Technical Game Development II
IMGD 4000 - B Term 2012

Game Project Design Constraints

The following are required constraints on your game design and implementation. The reasons for these constraints are pedagogical, but almost all game projects have some significant constraints, whether they come from technical, financial, legal or market sources. Note that when constraints below say "at least", that means you may exceed the requirement, but we strongly recommend against it, since it is better to do a more polished job with limited scope than to only partially accomplish overly ambitious goals.

Notice that the setting, narrative, character personality and game mechanics aspects of your project are not constrained. The game design will be a collaboration with art-track students in IMGD 4500, who will also be responsible for producing the art assets, including models, animations and sounds.

The game must:
  • include at least one fully-animated biped or quadruped character. This character can be used as either a player avatar or a non-player character (NPC).

  • use either first-person (if animated character is an NPC) or third-person (if animated character is player avatar) perspective.

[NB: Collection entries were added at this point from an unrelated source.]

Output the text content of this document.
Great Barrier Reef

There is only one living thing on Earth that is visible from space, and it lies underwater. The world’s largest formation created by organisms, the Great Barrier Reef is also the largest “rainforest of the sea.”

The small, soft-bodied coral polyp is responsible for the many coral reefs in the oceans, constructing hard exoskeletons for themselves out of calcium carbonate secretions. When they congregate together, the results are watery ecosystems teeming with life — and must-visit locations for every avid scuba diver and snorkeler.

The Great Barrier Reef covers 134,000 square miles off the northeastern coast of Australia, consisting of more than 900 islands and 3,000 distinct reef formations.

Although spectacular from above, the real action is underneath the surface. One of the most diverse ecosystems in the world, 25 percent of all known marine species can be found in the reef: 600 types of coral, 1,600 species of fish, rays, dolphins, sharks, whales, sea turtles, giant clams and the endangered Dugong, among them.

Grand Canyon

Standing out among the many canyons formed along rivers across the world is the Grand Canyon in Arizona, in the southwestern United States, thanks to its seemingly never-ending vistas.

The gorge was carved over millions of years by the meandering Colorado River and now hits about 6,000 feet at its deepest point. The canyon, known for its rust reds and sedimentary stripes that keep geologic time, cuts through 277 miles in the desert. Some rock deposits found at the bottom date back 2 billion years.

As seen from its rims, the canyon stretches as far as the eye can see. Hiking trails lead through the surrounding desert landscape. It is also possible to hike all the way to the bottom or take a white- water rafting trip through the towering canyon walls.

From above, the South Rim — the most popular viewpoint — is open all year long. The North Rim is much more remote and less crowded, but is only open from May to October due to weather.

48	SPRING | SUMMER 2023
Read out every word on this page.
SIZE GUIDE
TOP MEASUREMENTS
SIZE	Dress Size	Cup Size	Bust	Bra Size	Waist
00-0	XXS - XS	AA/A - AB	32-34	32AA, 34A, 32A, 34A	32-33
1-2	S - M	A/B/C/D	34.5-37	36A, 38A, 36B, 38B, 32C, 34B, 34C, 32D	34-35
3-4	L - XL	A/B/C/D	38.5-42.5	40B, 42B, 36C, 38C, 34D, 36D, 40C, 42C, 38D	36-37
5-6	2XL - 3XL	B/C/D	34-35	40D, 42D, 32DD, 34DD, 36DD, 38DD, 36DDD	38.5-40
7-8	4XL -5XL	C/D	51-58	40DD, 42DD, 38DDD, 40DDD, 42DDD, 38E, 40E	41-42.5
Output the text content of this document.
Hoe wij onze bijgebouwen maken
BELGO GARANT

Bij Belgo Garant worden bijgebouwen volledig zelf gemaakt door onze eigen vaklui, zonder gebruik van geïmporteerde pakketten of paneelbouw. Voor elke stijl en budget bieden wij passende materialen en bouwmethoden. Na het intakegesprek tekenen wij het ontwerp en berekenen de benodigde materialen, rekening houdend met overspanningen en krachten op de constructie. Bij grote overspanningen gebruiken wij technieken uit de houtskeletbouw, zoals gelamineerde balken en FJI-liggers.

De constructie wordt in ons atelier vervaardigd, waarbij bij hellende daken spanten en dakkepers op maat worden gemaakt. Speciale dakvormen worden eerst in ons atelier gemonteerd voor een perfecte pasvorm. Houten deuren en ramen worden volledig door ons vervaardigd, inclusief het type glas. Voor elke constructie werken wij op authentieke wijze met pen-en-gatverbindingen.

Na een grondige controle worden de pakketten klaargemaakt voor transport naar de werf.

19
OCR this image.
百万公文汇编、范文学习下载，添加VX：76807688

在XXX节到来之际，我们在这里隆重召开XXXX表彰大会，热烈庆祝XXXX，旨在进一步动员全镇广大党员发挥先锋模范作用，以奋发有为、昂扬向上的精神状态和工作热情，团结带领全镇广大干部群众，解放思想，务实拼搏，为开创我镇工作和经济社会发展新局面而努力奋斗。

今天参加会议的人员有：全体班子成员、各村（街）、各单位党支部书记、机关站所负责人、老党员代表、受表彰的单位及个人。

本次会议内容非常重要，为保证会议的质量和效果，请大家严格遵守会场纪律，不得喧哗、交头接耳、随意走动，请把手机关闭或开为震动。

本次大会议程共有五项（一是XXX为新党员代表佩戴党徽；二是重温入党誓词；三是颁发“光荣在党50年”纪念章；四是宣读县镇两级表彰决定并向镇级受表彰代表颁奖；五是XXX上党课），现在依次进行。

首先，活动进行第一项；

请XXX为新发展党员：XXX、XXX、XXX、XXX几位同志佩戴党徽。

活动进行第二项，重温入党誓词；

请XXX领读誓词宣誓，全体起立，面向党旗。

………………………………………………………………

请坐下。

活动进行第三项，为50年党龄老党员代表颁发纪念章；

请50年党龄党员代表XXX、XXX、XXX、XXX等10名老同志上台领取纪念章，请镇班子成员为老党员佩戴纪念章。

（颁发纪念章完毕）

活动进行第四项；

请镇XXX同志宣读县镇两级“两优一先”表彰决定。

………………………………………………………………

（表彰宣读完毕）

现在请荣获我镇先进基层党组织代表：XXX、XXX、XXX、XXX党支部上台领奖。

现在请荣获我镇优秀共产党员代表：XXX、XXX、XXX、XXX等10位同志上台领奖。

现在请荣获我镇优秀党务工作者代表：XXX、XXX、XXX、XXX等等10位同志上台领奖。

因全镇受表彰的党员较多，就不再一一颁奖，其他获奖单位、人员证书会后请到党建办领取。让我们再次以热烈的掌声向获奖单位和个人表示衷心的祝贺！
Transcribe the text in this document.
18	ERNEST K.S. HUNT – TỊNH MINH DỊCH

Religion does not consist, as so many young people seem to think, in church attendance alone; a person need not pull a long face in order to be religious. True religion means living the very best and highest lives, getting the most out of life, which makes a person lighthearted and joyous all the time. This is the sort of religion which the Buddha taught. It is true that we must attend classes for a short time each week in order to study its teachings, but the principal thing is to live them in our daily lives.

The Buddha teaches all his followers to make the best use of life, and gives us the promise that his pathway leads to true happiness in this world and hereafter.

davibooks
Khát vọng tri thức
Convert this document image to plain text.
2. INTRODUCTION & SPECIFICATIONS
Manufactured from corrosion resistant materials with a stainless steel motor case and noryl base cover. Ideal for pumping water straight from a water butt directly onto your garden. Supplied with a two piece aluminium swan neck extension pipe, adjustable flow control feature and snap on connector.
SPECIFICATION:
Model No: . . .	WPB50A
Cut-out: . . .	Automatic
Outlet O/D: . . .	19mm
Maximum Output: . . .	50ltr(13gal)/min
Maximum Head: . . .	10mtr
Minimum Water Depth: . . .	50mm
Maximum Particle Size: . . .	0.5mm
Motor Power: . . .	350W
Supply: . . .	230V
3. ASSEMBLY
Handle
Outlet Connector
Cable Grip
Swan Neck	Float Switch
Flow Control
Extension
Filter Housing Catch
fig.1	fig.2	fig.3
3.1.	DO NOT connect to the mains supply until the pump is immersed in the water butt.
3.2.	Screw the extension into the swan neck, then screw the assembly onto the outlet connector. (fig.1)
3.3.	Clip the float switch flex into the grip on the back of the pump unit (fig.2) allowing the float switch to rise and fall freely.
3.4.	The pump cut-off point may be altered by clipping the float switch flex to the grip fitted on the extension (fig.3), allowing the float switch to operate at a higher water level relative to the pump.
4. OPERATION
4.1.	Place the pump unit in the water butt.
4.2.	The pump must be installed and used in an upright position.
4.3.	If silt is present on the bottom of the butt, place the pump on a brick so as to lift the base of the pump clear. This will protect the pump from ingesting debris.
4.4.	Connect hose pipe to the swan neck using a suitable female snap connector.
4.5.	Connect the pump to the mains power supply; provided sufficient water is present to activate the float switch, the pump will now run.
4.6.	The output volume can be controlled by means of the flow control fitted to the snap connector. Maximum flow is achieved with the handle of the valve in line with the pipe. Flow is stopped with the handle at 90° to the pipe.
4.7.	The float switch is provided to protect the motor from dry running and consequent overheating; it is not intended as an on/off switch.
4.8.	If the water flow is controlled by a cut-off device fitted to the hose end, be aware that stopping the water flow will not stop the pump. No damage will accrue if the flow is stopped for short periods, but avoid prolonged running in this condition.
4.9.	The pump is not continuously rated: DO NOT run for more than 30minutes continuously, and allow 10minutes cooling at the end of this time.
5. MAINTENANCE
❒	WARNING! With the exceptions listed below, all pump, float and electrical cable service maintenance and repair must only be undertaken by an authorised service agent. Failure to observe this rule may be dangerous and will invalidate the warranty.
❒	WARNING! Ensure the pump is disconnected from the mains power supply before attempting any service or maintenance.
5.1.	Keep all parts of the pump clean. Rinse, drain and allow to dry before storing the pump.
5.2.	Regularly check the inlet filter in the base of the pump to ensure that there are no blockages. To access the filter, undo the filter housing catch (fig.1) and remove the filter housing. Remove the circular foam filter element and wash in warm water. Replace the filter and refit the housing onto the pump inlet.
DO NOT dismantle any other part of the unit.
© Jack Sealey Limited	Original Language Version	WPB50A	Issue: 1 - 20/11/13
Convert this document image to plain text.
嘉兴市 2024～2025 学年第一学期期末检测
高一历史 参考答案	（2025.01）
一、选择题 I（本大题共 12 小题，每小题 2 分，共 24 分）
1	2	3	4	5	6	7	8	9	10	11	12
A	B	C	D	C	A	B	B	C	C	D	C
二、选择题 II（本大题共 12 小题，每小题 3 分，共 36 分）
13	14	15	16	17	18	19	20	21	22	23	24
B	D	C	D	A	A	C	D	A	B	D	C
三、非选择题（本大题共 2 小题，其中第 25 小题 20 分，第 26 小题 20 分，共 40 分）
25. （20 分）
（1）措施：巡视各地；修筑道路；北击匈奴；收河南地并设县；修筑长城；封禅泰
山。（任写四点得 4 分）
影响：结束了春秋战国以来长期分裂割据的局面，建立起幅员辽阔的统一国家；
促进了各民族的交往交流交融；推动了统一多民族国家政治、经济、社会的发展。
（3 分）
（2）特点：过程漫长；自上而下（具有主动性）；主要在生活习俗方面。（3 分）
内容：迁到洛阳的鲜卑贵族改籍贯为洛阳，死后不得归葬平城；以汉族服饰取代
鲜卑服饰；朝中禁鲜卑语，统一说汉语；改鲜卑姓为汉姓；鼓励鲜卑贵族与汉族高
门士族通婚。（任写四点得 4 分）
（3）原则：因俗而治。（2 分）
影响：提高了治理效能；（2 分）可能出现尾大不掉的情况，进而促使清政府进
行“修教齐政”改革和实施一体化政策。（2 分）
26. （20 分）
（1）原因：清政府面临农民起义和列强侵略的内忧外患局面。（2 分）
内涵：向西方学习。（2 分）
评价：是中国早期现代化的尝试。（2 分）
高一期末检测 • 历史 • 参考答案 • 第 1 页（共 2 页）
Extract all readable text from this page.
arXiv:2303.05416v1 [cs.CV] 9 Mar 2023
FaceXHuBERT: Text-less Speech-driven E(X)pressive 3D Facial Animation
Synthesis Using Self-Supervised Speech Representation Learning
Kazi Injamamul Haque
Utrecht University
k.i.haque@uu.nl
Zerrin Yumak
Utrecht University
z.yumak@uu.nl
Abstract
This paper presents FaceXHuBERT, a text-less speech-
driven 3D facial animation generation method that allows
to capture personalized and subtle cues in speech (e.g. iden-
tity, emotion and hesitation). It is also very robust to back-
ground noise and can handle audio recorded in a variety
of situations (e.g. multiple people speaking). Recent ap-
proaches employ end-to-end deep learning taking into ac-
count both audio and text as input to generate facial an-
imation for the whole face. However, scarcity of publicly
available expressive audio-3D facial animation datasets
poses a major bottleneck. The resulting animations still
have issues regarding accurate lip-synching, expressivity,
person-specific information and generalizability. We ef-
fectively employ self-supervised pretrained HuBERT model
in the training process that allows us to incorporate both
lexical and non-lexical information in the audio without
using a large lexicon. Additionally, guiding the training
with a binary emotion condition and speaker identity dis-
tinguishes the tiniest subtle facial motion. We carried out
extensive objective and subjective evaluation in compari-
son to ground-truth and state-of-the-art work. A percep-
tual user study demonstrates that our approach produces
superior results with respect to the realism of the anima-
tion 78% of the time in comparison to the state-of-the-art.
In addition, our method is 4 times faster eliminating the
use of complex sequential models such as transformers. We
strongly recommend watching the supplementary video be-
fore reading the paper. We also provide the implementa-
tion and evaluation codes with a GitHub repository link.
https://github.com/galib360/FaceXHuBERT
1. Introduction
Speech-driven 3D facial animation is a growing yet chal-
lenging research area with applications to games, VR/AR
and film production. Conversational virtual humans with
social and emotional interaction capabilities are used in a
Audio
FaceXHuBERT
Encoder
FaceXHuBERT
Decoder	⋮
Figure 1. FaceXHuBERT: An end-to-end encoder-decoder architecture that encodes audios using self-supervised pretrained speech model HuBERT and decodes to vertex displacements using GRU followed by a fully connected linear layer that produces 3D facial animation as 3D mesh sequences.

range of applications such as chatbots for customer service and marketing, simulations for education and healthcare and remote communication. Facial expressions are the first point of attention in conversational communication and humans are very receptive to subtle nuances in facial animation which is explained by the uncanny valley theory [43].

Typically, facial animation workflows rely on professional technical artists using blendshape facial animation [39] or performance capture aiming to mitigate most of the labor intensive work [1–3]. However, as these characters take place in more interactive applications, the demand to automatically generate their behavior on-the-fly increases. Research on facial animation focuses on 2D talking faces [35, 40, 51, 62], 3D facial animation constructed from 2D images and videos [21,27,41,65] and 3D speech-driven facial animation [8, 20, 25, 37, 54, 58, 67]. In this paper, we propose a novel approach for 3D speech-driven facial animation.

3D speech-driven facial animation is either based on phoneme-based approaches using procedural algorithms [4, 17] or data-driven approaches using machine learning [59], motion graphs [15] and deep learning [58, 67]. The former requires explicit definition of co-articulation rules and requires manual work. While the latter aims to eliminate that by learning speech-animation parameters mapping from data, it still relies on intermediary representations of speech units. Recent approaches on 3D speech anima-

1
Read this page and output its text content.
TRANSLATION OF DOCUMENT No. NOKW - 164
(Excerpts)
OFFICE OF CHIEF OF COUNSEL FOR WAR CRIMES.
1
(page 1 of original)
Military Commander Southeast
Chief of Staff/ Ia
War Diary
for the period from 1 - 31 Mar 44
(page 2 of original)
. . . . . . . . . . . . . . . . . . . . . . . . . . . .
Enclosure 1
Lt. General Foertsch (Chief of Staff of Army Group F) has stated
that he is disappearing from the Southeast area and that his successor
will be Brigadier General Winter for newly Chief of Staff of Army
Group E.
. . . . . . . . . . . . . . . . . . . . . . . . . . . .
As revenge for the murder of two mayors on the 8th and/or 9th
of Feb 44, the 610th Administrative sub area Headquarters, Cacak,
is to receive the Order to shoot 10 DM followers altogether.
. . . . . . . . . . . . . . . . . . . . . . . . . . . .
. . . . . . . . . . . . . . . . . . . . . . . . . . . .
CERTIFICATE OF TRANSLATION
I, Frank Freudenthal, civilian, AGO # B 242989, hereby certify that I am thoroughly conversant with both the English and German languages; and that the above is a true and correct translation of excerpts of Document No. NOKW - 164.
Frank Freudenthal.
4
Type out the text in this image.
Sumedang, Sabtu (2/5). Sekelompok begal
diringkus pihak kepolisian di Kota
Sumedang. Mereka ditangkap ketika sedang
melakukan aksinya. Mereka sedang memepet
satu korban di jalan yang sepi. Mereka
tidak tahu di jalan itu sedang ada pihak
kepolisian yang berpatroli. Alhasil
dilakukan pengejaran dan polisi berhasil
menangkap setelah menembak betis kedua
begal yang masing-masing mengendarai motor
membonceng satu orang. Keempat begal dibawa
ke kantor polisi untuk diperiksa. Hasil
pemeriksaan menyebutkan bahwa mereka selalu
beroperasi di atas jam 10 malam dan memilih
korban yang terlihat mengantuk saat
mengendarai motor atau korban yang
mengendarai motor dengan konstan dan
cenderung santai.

  • have only one level, which is either indoor or outdoor, and includes one central or "hero" object.

  • include at least three non-character objects, at least one of which will be moving (such as bird that flaps its wings or a vehicle that turns its wheels when it moves, etc.).

  • use all of the following technical features (see grading for more details): physics, force-based steering, simple pathfinding, state-based AI.

  • include at least five sounds, two of which are ambient and three of which are triggered.